Сынок и маменька забрали полную власть в доме; Хэйс при них и рта не
смел раскрыть; сходился с ними только за столом, и то норовил поскорей
улизнуть в свою комнату (он теперь спал отдельно от жены) или же в харчевню,
где ему приходилось коротать вечера за кружкой пива - тратить на пиво свои
драгоценные, обожаемые шестипенсовики!
И, конечно, среди соседей пошли разговоры: Джон Хэйс, мол, дурной муж;
он тиранит жену, бьет ее; он все вечера пропадает в пивных, а она, добрая
душа, должна одна сидеть дома!
При всем том бедняга не испытывал ненависти к жене. Он к ней привык -
даже любил ее, насколько это убогое существо способно было любить, вздыхал
об утраченном семейном благополучии, при каждом удобном случае пробирался к
Вуду и слезно упрашивал помирить его с женой. Но что толку было в
примирении? Глядя на мужа, Кэтрин только о том и думала, как могла бы
сложиться ее жизнь, если б не он, и чувство презрения и отвращения,
переполнявшее ее, граничило с безумием. Какие ночи она проводила без сна,
рыдая и проклиная себя и его! В своей покорности и приниженности он был ей
еще противней и ненавистней.
Но если Хэйс не питал ненависти к матери, то сына он ненавидел -
ненавидел отчаянно и отчаянно боялся. Он охотно бы отравил его, если б имел
на то мужество; но куда там - он не смел даже глаз на него поднять, когда
тот сидел развалясь в кресле с видом хозяина - торжествующий наглец! Боже
правый! Как звенел у Хэйса в ушах грубый хохот мальчишки; как его
преследовал дерзкий взгляд черных блестящих глаз! Поистине, мистер Вуд,
бескорыстный любитель сеять зло ради самого зла, мог быть доволен. Столько
пламенной ненависти, и подлого злорадства, и черной жажды мести, и
преступных помышлений кипело в душах этих несчастных, что даже сам великий
властелин мистера Вуда и то порадовался бы.

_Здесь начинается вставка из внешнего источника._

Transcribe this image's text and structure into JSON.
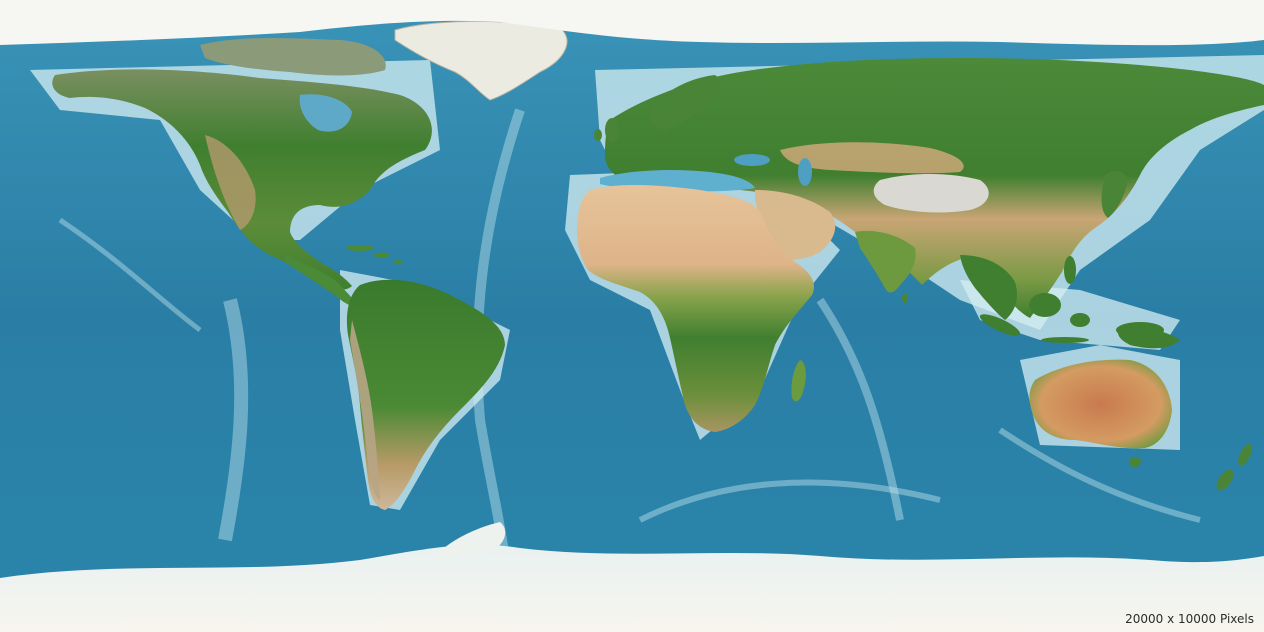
{
  "map": {
    "caption": "20000 x 10000 Pixels",
    "colors": {
      "ocean_deep": "#1f6f95",
      "ocean_mid": "#2e87ad",
      "ocean_shelf": "#cfe9f2",
      "land_green": "#3f7f2f",
      "land_dark_green": "#2f6a27",
      "land_tan": "#c9a473",
      "land_desert": "#e2c29a",
      "land_red": "#c9774a",
      "ice": "#f4f2ea",
      "mountain": "#d8d6cf"
    }
  }
}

Хэйс, как мы уже говорили, был плотник по ремеслу, но с тех пор, как он
к этому занятию присоединил занятие ростовщика, не в пример более
прибыльное, он вовсе перестал брать в руки плотничий инструмент. Миссис Хэйс
усердно помогала мужу в денежных делах, к немалой его пользе. Она была
женщина решительная, напористая, дальновидная; деньги сами по себе не
привлекали ее, но ей хотелось быть богатой и преуспевать в жизни. Теперь же,
после ссоры, она отказалась от всякого участия в делах и сказала мужу -
пусть управляется сам, как хочет. Она больше не имеет с ним ничего общего и
не намерена заботиться об его интересах, как если бы это были и ее интересы
тоже.
Мелочные дрязги и хлопоты, связанные с пакостным делом ростовщичества,
как нельзя более подходили к натуре Хэйса; прижимать должников, советоваться
со стряпчими, трудиться над книгами, будучи сам себе и конторщик и счетовод,
- все это доставляло ему немалое удовольствие. Когда они еще дружно работали
вместе, его не раз пугали задуманные женой спекуляции. Расставаться с
деньгами всегда было для него мучительно, и он шел на это лишь потому, что
не смел противиться ее суждению и воле. Теперь он все реже и реже давал
деньги в долг - не мог заставить себя выпустить их из рук. Одна утеха ему
осталась: запершись у себя в комнате, считать и пересчитывать свое
богатство. После водворения Биллингса в доме Хэйс переселился в комнату,
смежную с той, которую занимал Вуд. Здесь он чувствовал себя в большей
безопасности, зная, что Вуд не раз выговаривал юноше за его дерзость; а Том,
как и Кэтрин, относился к старику с уважением.
И вот у Хэйса явилась новая мысль - это было, когда большая часть его
денег уже вернулась в хозяйский сундук. "Зачем мне оставаться здесь, -
рассуждал он сам с собой. - Терпеть оскорбления этого мальчишки, а то и
дождаться, что он убьет меня? Ведь он способен на любое преступление". И
Хэйс решил бежать из дому. Кэтрин он каждый год будет посылать деньги. Или
нет - ведь ей останется мебель; она может пускать жильцов и тем кормиться. А
он уедет и поселится где-нибудь подальше отсюда, найдет себе недорогое жилье
- подальше от этого мальчишки и его гнусных угроз. Мысль об освобождении
пленила жалкого скрягу, и он принялся спешно улаживать свои дела.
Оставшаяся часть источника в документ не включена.